The new financing mechanism, launched at U.N. talks on tackling climate change, aims to turn better forest management into a tradeable commodity to try to halt destruction so rapid it accounts for around a fifth of annual carbon emissions.
"If we don't focus on retaining the world's remaining tropical forests, we drastically narrow the options for reducing greenhouse gas emissions," World Bank President Robert Zoellick told the project's launch.
"Deforestation and changes in land use are the second leading cause of global warming," he said, adding the project was just the start of tackling the problem.
He quoted economist Nicholas Stern's estimate that more than $5 billion a year was needed to halt deforestation.
A $100 million "readiness" fund will provide grants to around 20 countries to prepare them for large-scale forest protection under a future climate change deal, also known as reducing emissions from deforestation and degradation (REDD) in developing countries.
Grants will fund projects including surveys of current forest assets, monitoring systems and tightening governance.
A second $200 million "carbon finance mechanism" will allow some of these countries to run pilot programs earning credits for curbing deforestation. The credits will belong to the countries or groups that put up the cash for the fund.
Of the $300 million, they already have $160 million pledged from seven developed countries, the World Bank said.
Emissions cuts from forest areas are not yet eligible for formal credits because they were excluded from the Kyoto Protocol's first round, which runs out in 2012, but they may be able to sell them on voluntary markets.

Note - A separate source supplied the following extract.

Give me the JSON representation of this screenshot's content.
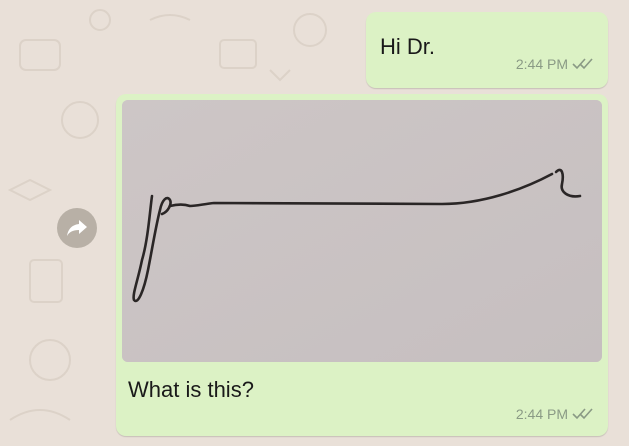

The projects could include anything from straight forward reforestation and better zoning of agricultural and forest lands, to paying people for environmental services or improving management of forest areas, said the World Bank forest and climate change official Benoit Bosquet.
There is interest from around 30 countries for projects that many in the carbon trading industry and developing nations fighting deforestation hope could provide a model for financing forest protection in a successor deal to Kyoto.
The World Bank had previously said it was in talks with Papua New Guinea, Costa Rica and Indonesia, and regional bodies in Brazil and the Democratic Republic of Congo.
But indigenous and environmental groups say they are worried deals to prioritize the carbon-retaining value of forests might exclude some of the people who have most at stake.
"While the facility can be a good thing, we are very apprehensive on how this will work because of our negative historical and present experiences with similar initiatives," said Victoria Tauli-Corpuz, Chair of the United Nations' Permanent Forum on Indigenous Issues.
An indigenous person herself, she said the forests targeted by the initiative were home to 160 million people who were custodians of forest biodiversity and should be involved in the design and management of the projects as equal players.
"The success of efforts to lower carbon emissions from reduced or avoided deforestation hinges primarily on whether indigenous people throw their full support behind these mechanisms," Tauli-Corpuz said.
Outside the conference centre, protesters were handing out cartoons of worried indigenous people massed outside a fenced off forest, thinking of their homes, religious sites, food and fuel that were now off limits.